BoE: Standard Chartered: Holding rates as energy risks change

BoE: Standard Chartered: Holding rates as energy risks change
Christopher Graham of Standard Chartered anticipates a 7–2 split at the Bank of England's meeting on March 19, with two members probably supporting a 25 basis point reduction. While keeping an eye on Middle East concerns, softer UK labor data, and lessons learned from 2011 and 2022, the bank is perceived as navigating a short-term energy shock. Although the date is uncertain, more softening is anticipated.

BoE is on a steady, cautious hold.

"With seven members voting for a hold and two members (presumably Taylor and Dhingra) voting for a 25bps cut, we expect the Bank of England (BoE) to maintain rates constant at its policy meeting on March 19."

"The minutes will, however, emphasize how each member of the Monetary Policy Council (MPC) is evaluating the risks associated with the Middle East conflict."

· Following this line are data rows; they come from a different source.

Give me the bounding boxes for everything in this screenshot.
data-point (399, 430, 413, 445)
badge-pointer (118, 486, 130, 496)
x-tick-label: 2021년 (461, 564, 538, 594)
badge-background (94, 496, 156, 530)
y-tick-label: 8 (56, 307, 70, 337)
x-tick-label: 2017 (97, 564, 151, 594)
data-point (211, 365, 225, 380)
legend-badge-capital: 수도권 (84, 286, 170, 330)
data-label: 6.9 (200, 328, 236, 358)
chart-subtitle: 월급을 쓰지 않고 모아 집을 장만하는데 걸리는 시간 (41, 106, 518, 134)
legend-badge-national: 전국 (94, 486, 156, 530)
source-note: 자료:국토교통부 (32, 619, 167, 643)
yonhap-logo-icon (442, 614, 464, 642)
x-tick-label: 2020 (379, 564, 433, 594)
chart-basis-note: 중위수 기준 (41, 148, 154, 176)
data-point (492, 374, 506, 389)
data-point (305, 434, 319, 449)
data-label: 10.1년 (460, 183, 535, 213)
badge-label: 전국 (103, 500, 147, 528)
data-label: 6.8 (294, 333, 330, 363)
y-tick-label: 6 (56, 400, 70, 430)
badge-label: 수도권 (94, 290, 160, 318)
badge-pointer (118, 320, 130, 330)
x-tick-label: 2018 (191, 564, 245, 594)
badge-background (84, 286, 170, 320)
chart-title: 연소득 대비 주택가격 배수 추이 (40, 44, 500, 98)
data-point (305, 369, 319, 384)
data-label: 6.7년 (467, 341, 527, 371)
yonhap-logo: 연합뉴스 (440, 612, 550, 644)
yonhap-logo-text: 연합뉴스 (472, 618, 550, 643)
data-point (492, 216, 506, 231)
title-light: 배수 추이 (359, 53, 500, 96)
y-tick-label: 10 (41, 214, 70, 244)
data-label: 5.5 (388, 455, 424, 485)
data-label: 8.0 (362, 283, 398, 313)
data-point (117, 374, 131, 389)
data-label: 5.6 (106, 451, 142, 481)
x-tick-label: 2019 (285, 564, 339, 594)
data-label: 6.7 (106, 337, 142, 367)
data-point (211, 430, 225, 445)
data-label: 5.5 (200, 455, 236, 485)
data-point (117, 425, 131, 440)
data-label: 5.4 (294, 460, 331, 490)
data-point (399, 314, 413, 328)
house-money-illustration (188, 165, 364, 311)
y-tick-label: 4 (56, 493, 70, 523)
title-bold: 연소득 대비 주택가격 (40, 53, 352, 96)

"The doves may emphasize the downside risks to economic growth, and the hawks are likely to focus more on the upside risks to inflation, while we expect the BoE to look through a short-term oil price shock."

"At least some MPC members probably still view rates as restrictive, and we believe the case for BoE to boost rates is weaker, partly because it has lowered rates less aggressively so far in this cycle."

Additionally, from mid-2022, unemployment has been slowly rising, and wage growth has slowed since mid-2023. The UK labor market has also showed more overt symptoms of softening (the next set of data is to be issued on March 19, prior to the BoE meeting). The BoE's reaction function may be influenced by lessons learned from 2011 and 2022.

"We still see more easing from the BoE (we forecast a terminal rate of 3.00%), but the timing of those cuts are highly uncertain and under review. While a near-term end to hostilities and a reduction in energy prices could allow our current schedule of cuts (once per quarter starting in Q2) to play out, there are growing risks that a prolonged spike in energy prices could push the next cut back into H2 or 2027."